Cam cores done!



Had a problem with my 3D model for the lobes. I didn’t catch it until it messed up 2 lobes. It was right on the edge of not needing a weld but I figured better safe than sorry.

They are boxed up and heading to Isky today. 6 days to get there, 6 to 8 weeks to grind, 6 days back. Now I know how my customers feel:)

I’ve got plenty to do. The manifolds are on the way to me so I can get that all squared away. Then the valve cover.

Machining the cam lobes

Got the 4th axis back up in the mill and decided it was time to do the lobes. My plan is to rough it out on one plane then rotate 90 degrees and rough again. Repeat at 180 and 270 degrees. I’m hoping there is enough material removed at that point to go straight to the grinder.

First step key slot.


After this is done I have a fixture that clamps on the front and keeps the cam indexed to the 4th axis.

I machined a V block in line with the centerline of the cam and added a clamp. This is way too long to machine without a center support.


First cut!



This is after the first roughing pass. I’m using  .035 depth of cut which is leaving a bit of a step. I may make it a little less on the next cut. If I decide to do a finish pass that will all go away.


Here I’ve rotated it 90 degrees. I also rotate it in my CAM program so it’s looking at it from the new direction when I calculate the new code.  4th axis work can be tricky if everything isn’t setup properly.


Well that’s it until Monday.

Got The Head Back From Mazworx

Starting to look like a finished product.
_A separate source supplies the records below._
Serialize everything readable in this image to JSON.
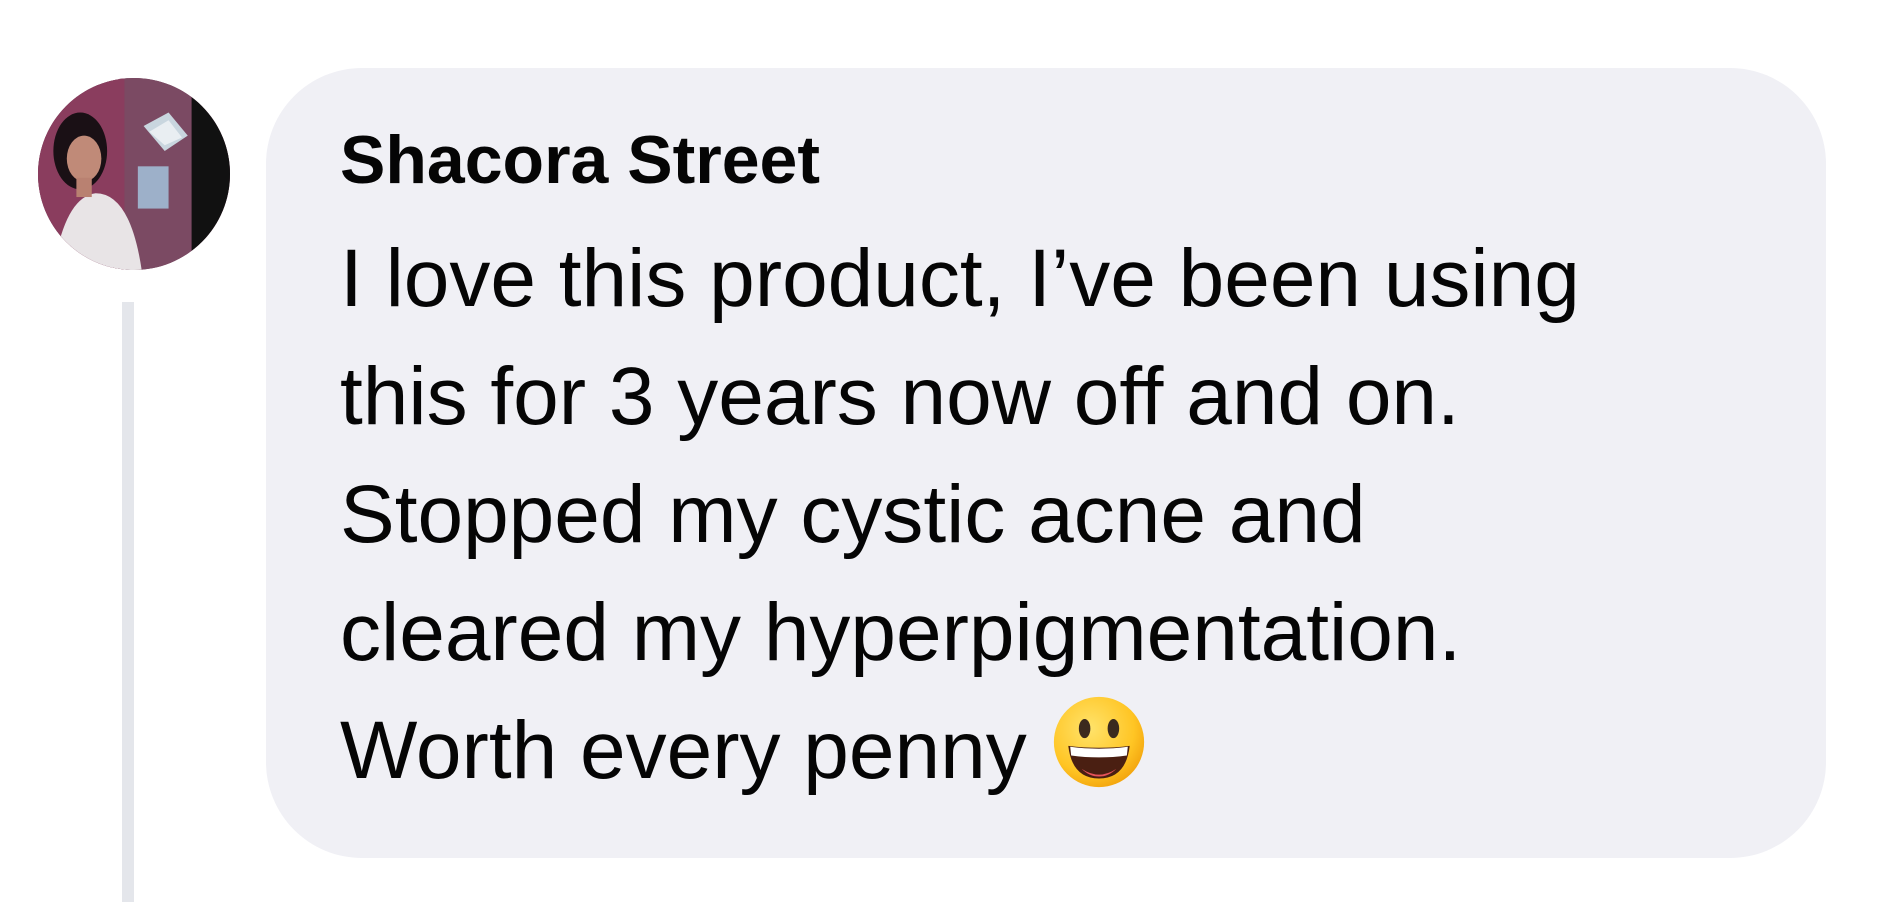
{
  "comment": {
    "author": "Shacora Street",
    "lines": [
      "I love this product, I’ve been using",
      "this for 3 years now off and on.",
      "Stopped my cystic acne and",
      "cleared my hyperpigmentation.",
      "Worth every penny"
    ],
    "emoji": "grinning-face-emoji"
  },
  "colors": {
    "bubble": "#f0f0f5",
    "text": "#050505",
    "thread_line": "#e4e6eb"
  }
}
I was really happy to find out when I dropped the head off to find out that Jim Thompson formerly of Sunbelt Engines is now doing head work at Mazworx. He did all the work on the head. I wasn’t in a position to post about it then as I didn’t get his permission to mention it. It really felt good knowing “an old hand” was going to be doing the work.

I knew there was going to be a little bit of an issue with the exhaust seats as I had to move the valves from their original position. There is a step on one side that I can blend and a ledge on the other side. None of us feel it’s going to be a problem for this build. The next design will have a smaller as cast seat area so there will be more meat.


The other issue is for some reason I felt it was a good idea to put a boss inside the port for the valve guides. They won’t be in the next gen either. There is plenty of meat for the guides without the bosses.

I’ve waited a long time to see this:


Let’s Talk Camshafts

Camshaft development took place at multiple times over multiple months so I decided to condense it into one post.

I started out thinking I would call any of the Honda K20 cam mfg that offered “custom cams” on their web page and have a 6 cylinder version of one of their cams made. Well custom means custom grind. If you don’t have the core then they cant do the grind. So I went in search of having custom cam cores produced. There aren’t too many core manufacturers out there and even fewer that will talk to a privateer like me. The best price I got was like $2800.00 for 2 cams if I bought them in quantities of 8. And this was just for the core. It would still have to be final ground.

I then proceeded to educate myself about cores. I indirectly work with a steel foundry that pours 8625 steel. I decided to give that a try. I made a set of patterns and had 2 sets of cams cast. I wasn’t happy with the results. I discussed the issues with the foundry and ordered another set. While I was waiting I started to listen to all the people on HybridZ that recommended I machine my own cores out of 8620 round stock. I bit the bullet and ordered a 20 foot length of 2″ round.

Before and after. From 22 lbs down to 7 lbs



Started out by turning down the entire OD and then The back end


Then I flipped it around and started a carvin!